Be it in China, where minority groups are facing persecution by a regime obsessed with creating “equal” families, or in India, where poor families were incentivized for participating in sterilization drives, there has always been an element of coercion that has existed in state-sponsored methods targeted toward population control. After the 2016 ban, for example, there’s been a push to get more males to opt for sterilization procedures. The plan isn’t working, which has pushed some state governments to employ desperate tactics — a recent controversy arose after a circular from the Madhya Pradesh government asking its health officials to get at least one male sterilized (or face salary cuts) attracted criticism, following which the government withdrew the mandate.

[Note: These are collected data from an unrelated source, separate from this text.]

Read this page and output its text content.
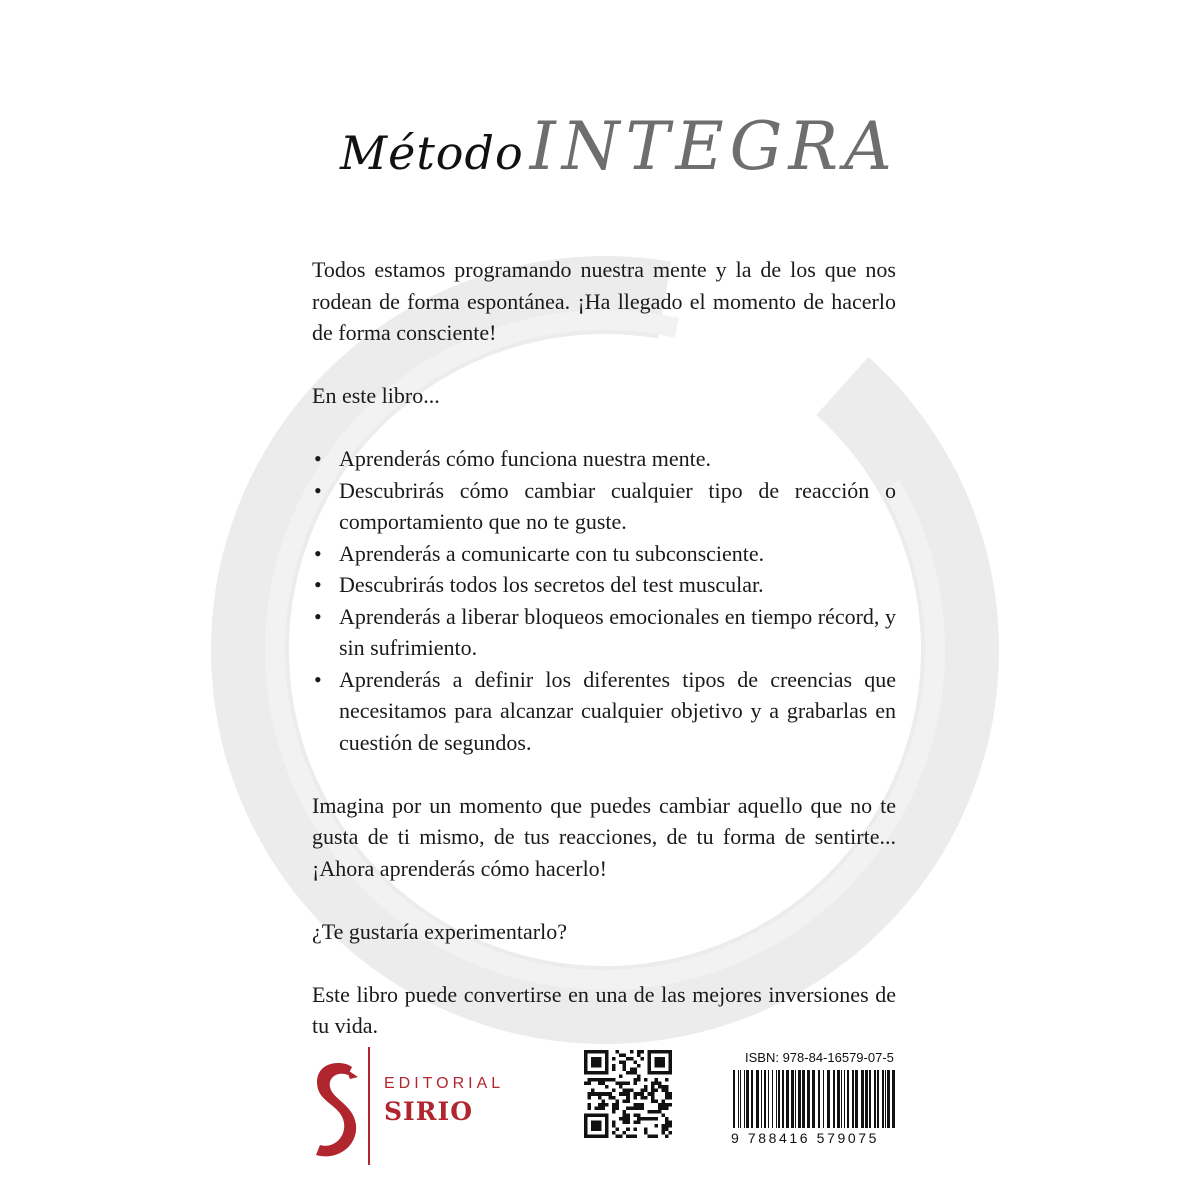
MétodoINTEGRA

Todos estamos programando nuestra mente y la de los que nos rodean de forma espontánea. ¡Ha llegado el momento de hacerlo de forma consciente!

En este libro...

• Aprenderás cómo funciona nuestra mente.
• Descubrirás cómo cambiar cualquier tipo de reacción o comportamiento que no te guste.
• Aprenderás a comunicarte con tu subconsciente.
• Descubrirás todos los secretos del test muscular.
• Aprenderás a liberar bloqueos emocionales en tiempo récord, y sin sufrimiento.
• Aprenderás a definir los diferentes tipos de creencias que necesitamos para alcanzar cualquier objetivo y a grabarlas en cuestión de segundos.

Imagina por un momento que puedes cambiar aquello que no te gusta de ti mismo, de tus reacciones, de tu forma de sentirte... ¡Ahora aprenderás cómo hacerlo!

¿Te gustaría experimentarlo?

Este libro puede convertirse en una de las mejores inversiones de tu vida.

EDITORIAL
SIRIO
ISBN: 978-84-16579-07-5
9 788416 579075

The cases of China and India are not comparable, and the motives of the two governments even less so, but they shed vital light upon what reproductive justice advocates all around the world have been stressing for years — attempting to control the population by mandating sterilization is abuse, overt or otherwise. If governments were to empower people with consent-focused sex education, accessible and affordable healthcare and related information, and prioritized the wellbeing of the people they vow to serve, it would create a healthier environment for people to make better decisions about their health, and in turn, their families.